I am feeding him Exact baby bird formula. I have another Pigeon that I saved last year and fed her the same food, so hopefully it will work again. This baby that I found has eaten a few very small seeds but I have not seen it drink anything yet. I will continue to hand feed it until it eats more and drinks water on it's own. It seems young since it still cries and has no feathers under it's wings. It likes my other pigeon, and cries when it sees her(probably thinks it's his parent) but Percy could care less about it and will not stand to have it around her nest and cage. I'll continue to talk and try to hold it, hopefully it will trust me soon.
Thanks for all the advice, it is nice to have this site whenever I have a question or concern.
Sincerely,
Brooke.


----------



## bigbird (Aug 19, 2000)

Brook,
One idea for getting a young bird to learn self-feeding is to let it stand around and watch an adult bird eat seeds.
And for water, try dipping the young birds beak into water once or twice a day.
Good luck,
Carl


----------



## maryco (Apr 1, 2002)

Another way is to peck with your finger at the seed or put afew baby seeds like millet in a water bowl and the squeaker should be very interested in seeing them float and try to eat them!









Mary


----------



## Whitefeather (Sep 2, 2002)

Good morning Brooke,
Sure sounds like you doing all the right things for this little pij.
I have no doubt at all that h/s will bond with you. 
I am sure you rescued the little sweetie young enough that h/s only knows to trust rather than shun you.
Thanks for the updated. Give Percy a 'pigeon pat' from us.
Cindy 

Mary, I just read your post. I did the 'finger pecking for food' with Bonnie & Clyde & they immediately joined right in. Now they seem to be eating all the time. They are also drinking like they are afraid the well is going dry. Actually AZ is in an awful drought. Perhaps they know something I don't. lol.

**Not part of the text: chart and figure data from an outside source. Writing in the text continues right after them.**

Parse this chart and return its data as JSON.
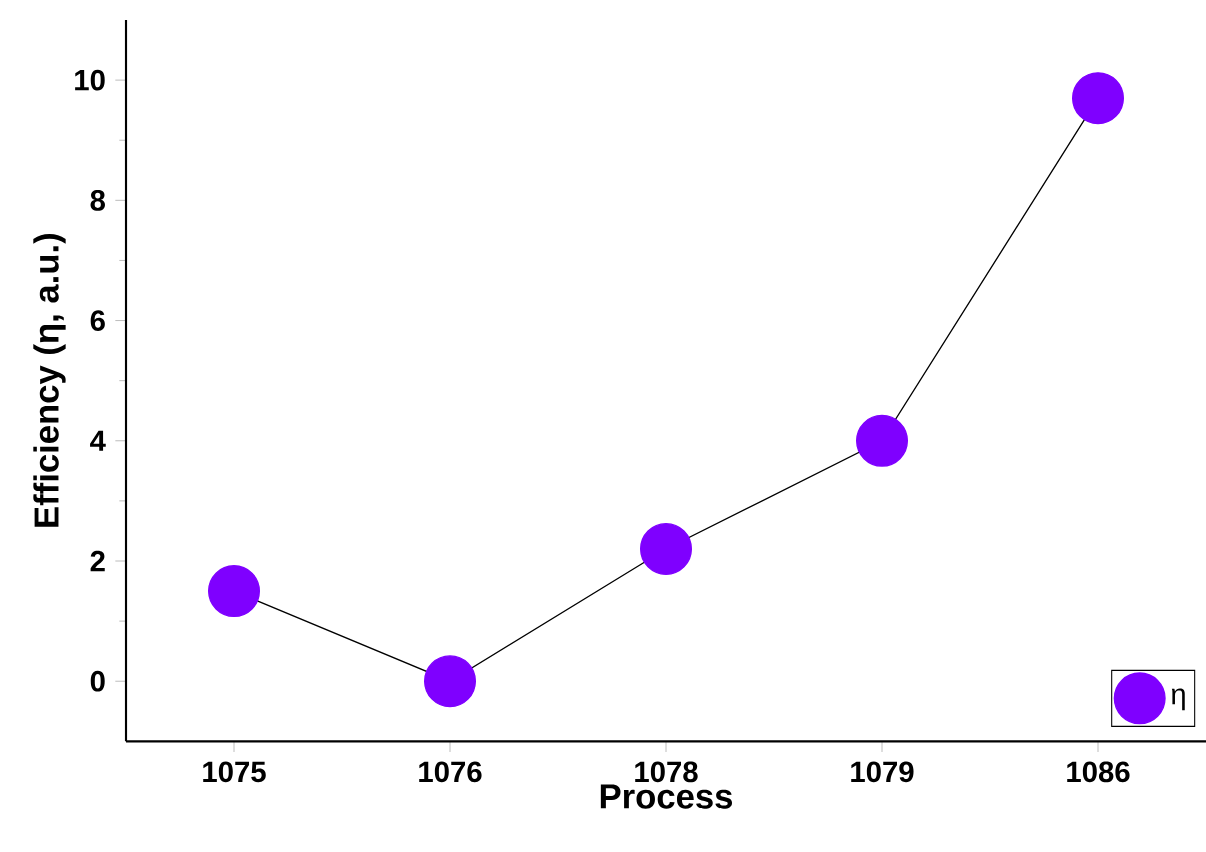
{
  "chart_data": {
    "type": "line",
    "xlabel": "Process",
    "ylabel": "Efficiency (η, a.u.)",
    "categories": [
      "1075",
      "1076",
      "1078",
      "1079",
      "1086"
    ],
    "series": [
      {
        "name": "η",
        "color": "#7f00ff",
        "values": [
          1.5,
          0,
          2.2,
          4.0,
          9.7
        ]
      }
    ],
    "ylim": [
      -1,
      11
    ],
    "yticks": [
      0,
      2,
      4,
      6,
      8,
      10
    ],
    "legend": "bottom right",
    "marker": "circle",
    "line_style": "solid"
  }
}
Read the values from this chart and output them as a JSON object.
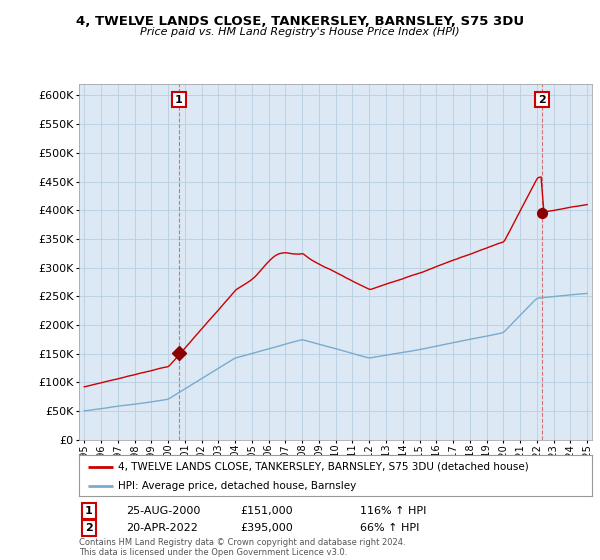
{
  "title": "4, TWELVE LANDS CLOSE, TANKERSLEY, BARNSLEY, S75 3DU",
  "subtitle": "Price paid vs. HM Land Registry's House Price Index (HPI)",
  "legend_line1": "4, TWELVE LANDS CLOSE, TANKERSLEY, BARNSLEY, S75 3DU (detached house)",
  "legend_line2": "HPI: Average price, detached house, Barnsley",
  "annotation1": {
    "label": "1",
    "date": "25-AUG-2000",
    "price": "£151,000",
    "hpi": "116% ↑ HPI",
    "year": 2000.65,
    "value": 151000
  },
  "annotation2": {
    "label": "2",
    "date": "20-APR-2022",
    "price": "£395,000",
    "hpi": "66% ↑ HPI",
    "year": 2022.3,
    "value": 395000
  },
  "footer": "Contains HM Land Registry data © Crown copyright and database right 2024.\nThis data is licensed under the Open Government Licence v3.0.",
  "red_color": "#cc0000",
  "blue_color": "#7aaacc",
  "plot_bg": "#dce9f5",
  "ylim": [
    0,
    620000
  ],
  "yticks": [
    0,
    50000,
    100000,
    150000,
    200000,
    250000,
    300000,
    350000,
    400000,
    450000,
    500000,
    550000,
    600000
  ],
  "background_color": "#ffffff",
  "grid_color": "#b8cfe0"
}
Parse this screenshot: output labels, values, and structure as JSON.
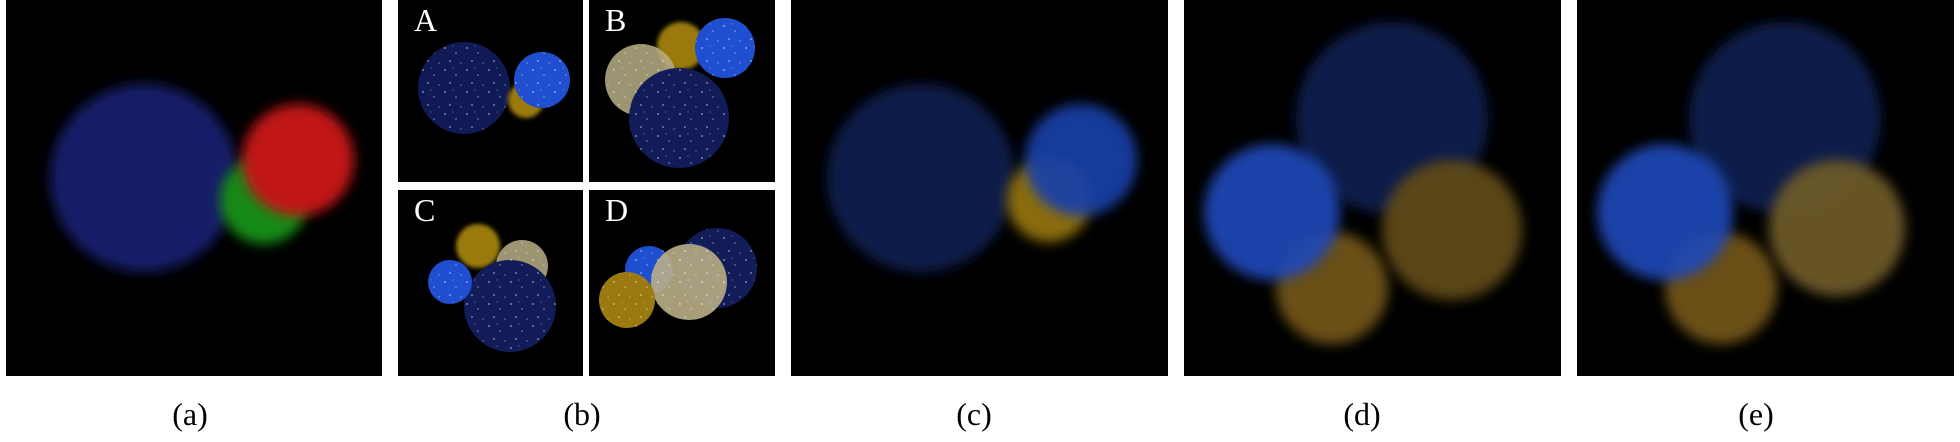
{
  "figure": {
    "captions": [
      "(a)",
      "(b)",
      "(c)",
      "(d)",
      "(e)"
    ],
    "subpanel_labels": [
      "A",
      "B",
      "C",
      "D"
    ]
  },
  "colors": {
    "dark_blue": "#16247a",
    "blue": "#1f4fd0",
    "red": "#c81414",
    "green": "#1a9a1a",
    "yellow": "#9a7a10",
    "pale_yellow": "#cfc497",
    "background": "#000000"
  }
}
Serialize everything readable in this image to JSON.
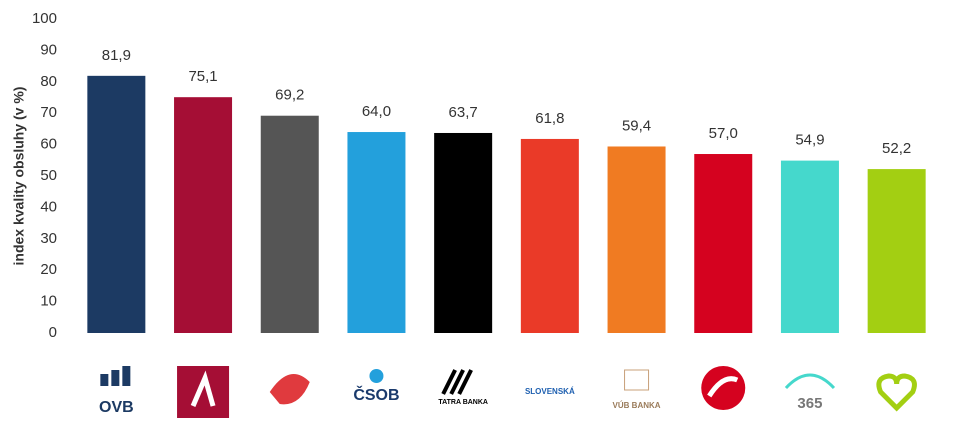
{
  "chart_data": {
    "type": "bar",
    "y_label": "index kvality obsluhy (v %)",
    "categories": [
      "OVB",
      null,
      null,
      "ČSOB",
      "TATRA BANKA",
      "SLOVENSKÁ",
      "VÚB BANKA",
      null,
      "365",
      null
    ],
    "values": [
      81.9,
      75.1,
      69.2,
      64.0,
      63.7,
      61.8,
      59.4,
      57.0,
      54.9,
      52.2
    ],
    "value_labels": [
      "81,9",
      "75,1",
      "69,2",
      "64,0",
      "63,7",
      "61,8",
      "59,4",
      "57,0",
      "54,9",
      "52,2"
    ],
    "colors": [
      "#1c3a63",
      "#a50e35",
      "#555555",
      "#23a0dc",
      "#000000",
      "#ea3a28",
      "#f07b22",
      "#d5021f",
      "#45d8cc",
      "#a3cf12"
    ],
    "ylim": [
      0,
      100
    ],
    "yticks": [
      0,
      10,
      20,
      30,
      40,
      50,
      60,
      70,
      80,
      90,
      100
    ],
    "grid": false
  }
}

[This message has been edited by AZWhitefeather (edited January 28, 2003).]


----------



## Danielle Chase (Jun 26, 2002)

Hi
It just takes time to bond with a young one. Right now he is frightened because it has always been his instinct to fear humans. But once you bond with this bird, that bond will never be broken and the bird will love you forever. Keep us posted on how things are going. DC


----------